Pentaho+ documentation has moved!

The new product documentation portal is here. Check it out now at docs.hitachivantara.com

 

Hitachi Vantara Lumada and Pentaho Documentation

Kinesis Producer

Parent article

The Kinesis Producer step pushes data from a PDI transformation to an existing stream in a specific region within the Amazon Kinesis Data Streams (KDS) service. You can use this step to publish a stream of data to KDS for storage in S3, Redshift, or EMR HDFS. For more information about the Amazon Kinesis Data Streams protocol, see https://aws.amazon.com/kinesis/.

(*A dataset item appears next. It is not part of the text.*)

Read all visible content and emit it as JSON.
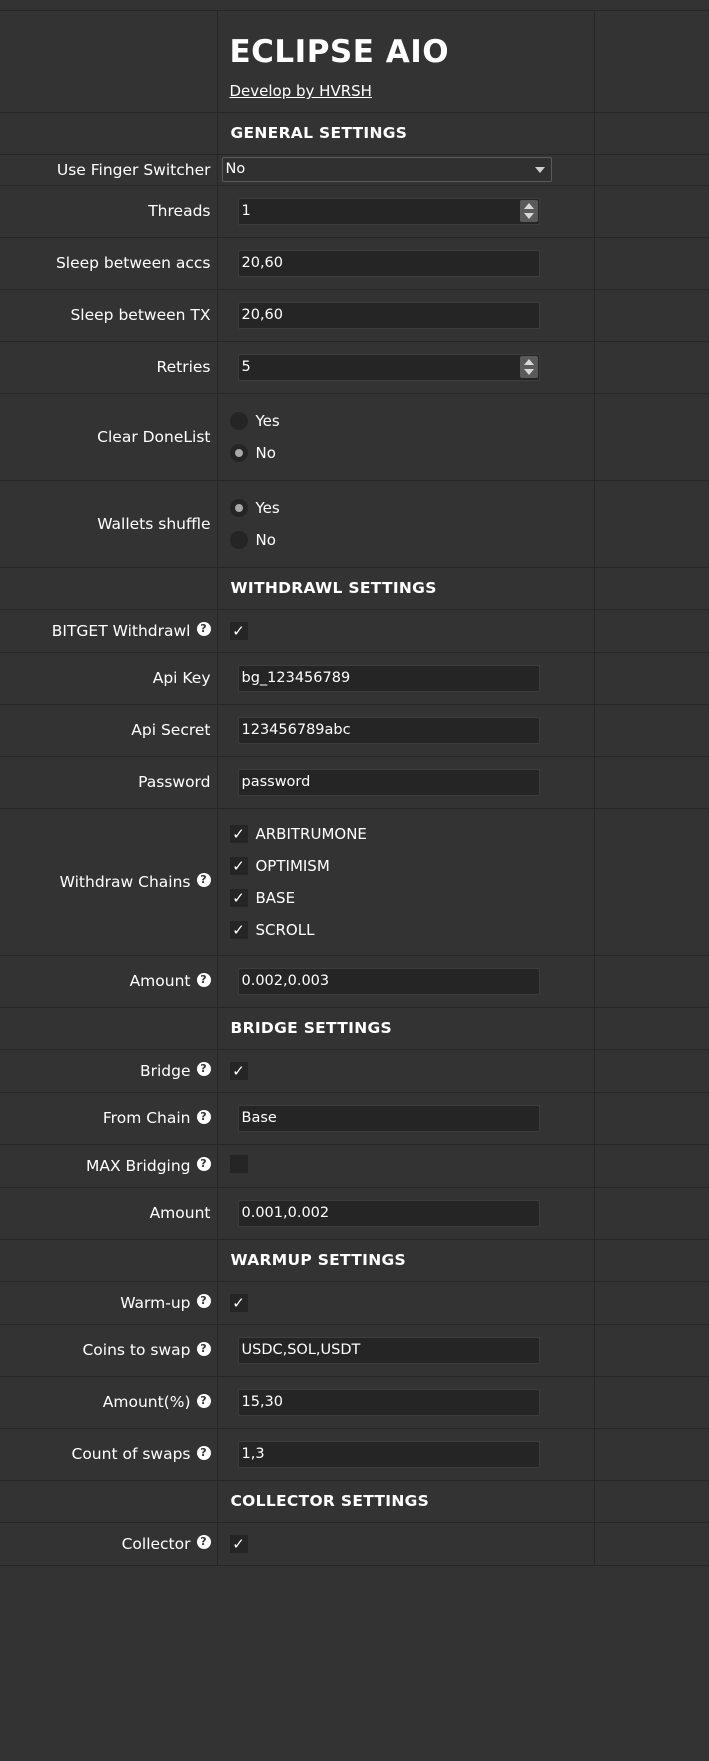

For the Kinesis Producer step, configure the connection to Amazon and specify the target Amazon region and KDS stream. Only one region can be selected.

AEL considerations

When using the Kinesis Producer step with the Adaptive Execution Layer, the following may affect performance and results.

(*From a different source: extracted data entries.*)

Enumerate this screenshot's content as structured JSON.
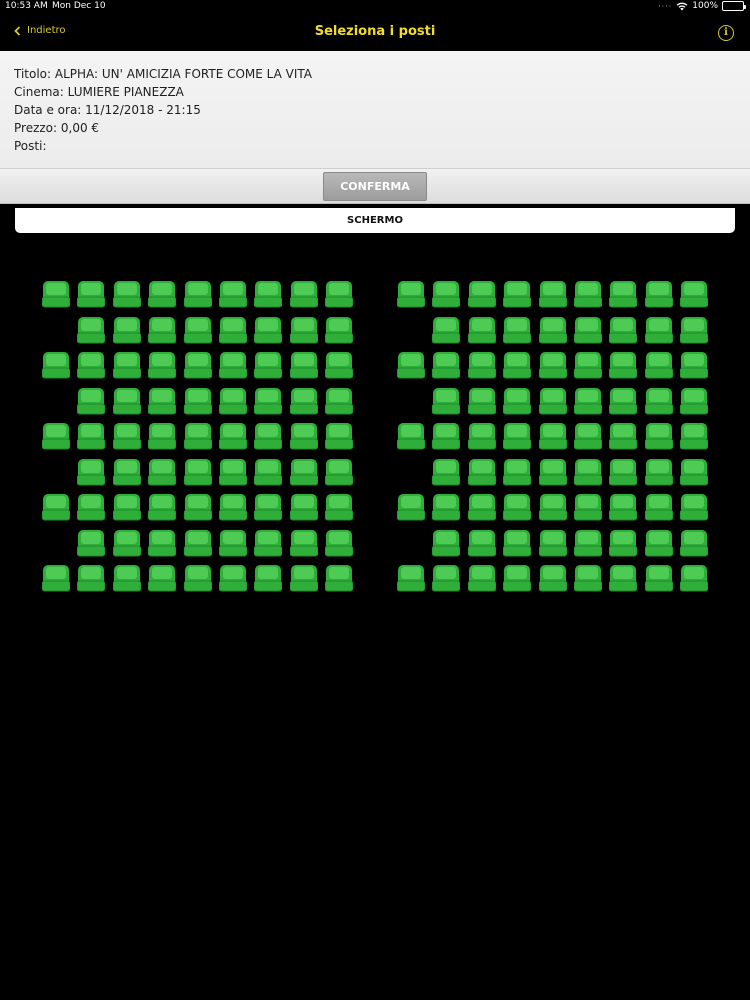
{
  "status": {
    "time": "10:53 AM",
    "date": "Mon Dec 10",
    "battery": "100%"
  },
  "nav": {
    "back_label": "Indietro",
    "title": "Seleziona i posti"
  },
  "details": {
    "titolo": "Titolo: ALPHA: UN' AMICIZIA FORTE COME LA VITA",
    "cinema": "Cinema: LUMIERE PIANEZZA",
    "data_ora": "Data e ora: 11/12/2018 - 21:15",
    "prezzo": "Prezzo: 0,00 €",
    "posti": "Posti:"
  },
  "confirm_label": "CONFERMA",
  "screen_label": "SCHERMO",
  "colors": {
    "accent": "#f2dd2b",
    "seat_available": "#2fae3a",
    "seat_available_light": "#4ecb55"
  },
  "seat_map": {
    "rows": 9,
    "seats_per_block": 9,
    "blocks": 2,
    "rows_without_first_seat": [
      2,
      4,
      6,
      8
    ],
    "status": "available"
  }
}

  • When running the Kinesis Consumer step on AEL Spark, use HDP 3.x. Earlier versions of HDP are not supported.

General

Enter the following information:

  • Step name: Specifies the unique name of the Kinesis Producer step on the canvas. You can customize the name or leave Kinesis Producer as the default.

Options

The Kinesis Producer step includes a tab for setting up the connection to the Amazon Kinesis Data Streams service and a tab for adding configuration options. Each tab is described below.

Setup tab

In the Setup tab, define the connection to the Amazon region, the target stream in the Amazon Kinesis Data Streams (KDS) service, the partion key field, and the message field:

Kinesis Producer setup tab
OptionDescription
RegionSpecify the Amazon geographical region where the stream is located. You can select only one region.
Stream nameSpecify the Amazon KDS stream name by selecting one of the following methods:
  • Specify stream name

    Specify the Stream name to which the data will be published.

  • Get data from field

    Specify the Field name from another step that is generating data in the transformation stream. Using the drop-down list, select the name of the field to use.

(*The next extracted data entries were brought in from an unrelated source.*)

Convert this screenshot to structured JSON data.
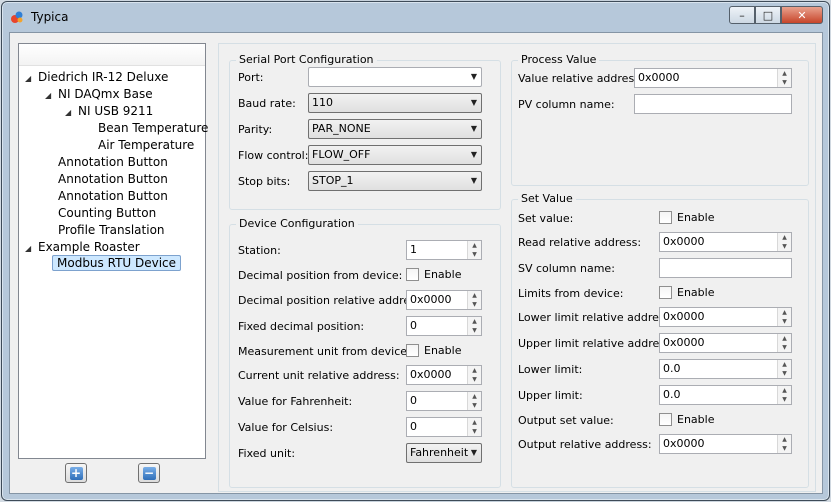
{
  "window": {
    "title": "Typica"
  },
  "tree": {
    "items": [
      {
        "label": "Diedrich IR-12 Deluxe",
        "level": 0,
        "expanded": true
      },
      {
        "label": "NI DAQmx Base",
        "level": 1,
        "expanded": true
      },
      {
        "label": "NI USB 9211",
        "level": 2,
        "expanded": true
      },
      {
        "label": "Bean Temperature",
        "level": 3
      },
      {
        "label": "Air Temperature",
        "level": 3
      },
      {
        "label": "Annotation Button",
        "level": 1
      },
      {
        "label": "Annotation Button",
        "level": 1
      },
      {
        "label": "Annotation Button",
        "level": 1
      },
      {
        "label": "Counting Button",
        "level": 1
      },
      {
        "label": "Profile Translation",
        "level": 1
      },
      {
        "label": "Example Roaster",
        "level": 0,
        "expanded": true
      },
      {
        "label": "Modbus RTU Device",
        "level": 1,
        "selected": true
      }
    ],
    "add_symbol": "+",
    "remove_symbol": "−"
  },
  "serial": {
    "title": "Serial Port Configuration",
    "port_label": "Port:",
    "port_value": "",
    "baud_label": "Baud rate:",
    "baud_value": "110",
    "parity_label": "Parity:",
    "parity_value": "PAR_NONE",
    "flow_label": "Flow control:",
    "flow_value": "FLOW_OFF",
    "stop_label": "Stop bits:",
    "stop_value": "STOP_1"
  },
  "device": {
    "title": "Device Configuration",
    "station_label": "Station:",
    "station_value": "1",
    "decpos_label": "Decimal position from device:",
    "decpos_check": "Enable",
    "decaddr_label": "Decimal position relative address:",
    "decaddr_value": "0x0000",
    "fixeddec_label": "Fixed decimal position:",
    "fixeddec_value": "0",
    "unitdev_label": "Measurement unit from device:",
    "unitdev_check": "Enable",
    "unitaddr_label": "Current unit relative address:",
    "unitaddr_value": "0x0000",
    "fahr_label": "Value for Fahrenheit:",
    "fahr_value": "0",
    "cels_label": "Value for Celsius:",
    "cels_value": "0",
    "fixedunit_label": "Fixed unit:",
    "fixedunit_value": "Fahrenheit"
  },
  "pv": {
    "title": "Process Value",
    "addr_label": "Value relative address:",
    "addr_value": "0x0000",
    "col_label": "PV column name:",
    "col_value": ""
  },
  "sv": {
    "title": "Set Value",
    "setval_label": "Set value:",
    "setval_check": "Enable",
    "readaddr_label": "Read relative address:",
    "readaddr_value": "0x0000",
    "col_label": "SV column name:",
    "col_value": "",
    "limits_label": "Limits from device:",
    "limits_check": "Enable",
    "lowaddr_label": "Lower limit relative address:",
    "lowaddr_value": "0x0000",
    "upaddr_label": "Upper limit relative address:",
    "upaddr_value": "0x0000",
    "low_label": "Lower limit:",
    "low_value": "0.0",
    "up_label": "Upper limit:",
    "up_value": "0.0",
    "outset_label": "Output set value:",
    "outset_check": "Enable",
    "outaddr_label": "Output relative address:",
    "outaddr_value": "0x0000"
  }
}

Partition key fieldSelect the PDI field that contains the partition key. The partition key is used to group records into shards within the stream.
Message fieldSelect the PDI field that contains data to write to the stream.

Options tab

In the Options tab, define the Value for the following write and connection timeout settings:

Kinesis Producer options tab
NameValue
Write Timeout SecondsSpecify a timeout value, in seconds, for the Kinesis Producer step to wait for the next time to write to the KDS stream. The default value is 30.
Connection Timeout SecondsSpecify a timeout value, in seconds, for the Kinesis Producer step to wait while trying to connect to the server. The default value is 2.
Connection Acquisition Timeout SecondsSpecify a timeout value, in seconds, for the Kinesis Producer step to wait while trying to connect after the initial conection is made. The default value is 10.

Metadata injection support

All fields of this step support metadata injection. You can use this step with ETL metadata injection to pass metadata to your transformation at runtime.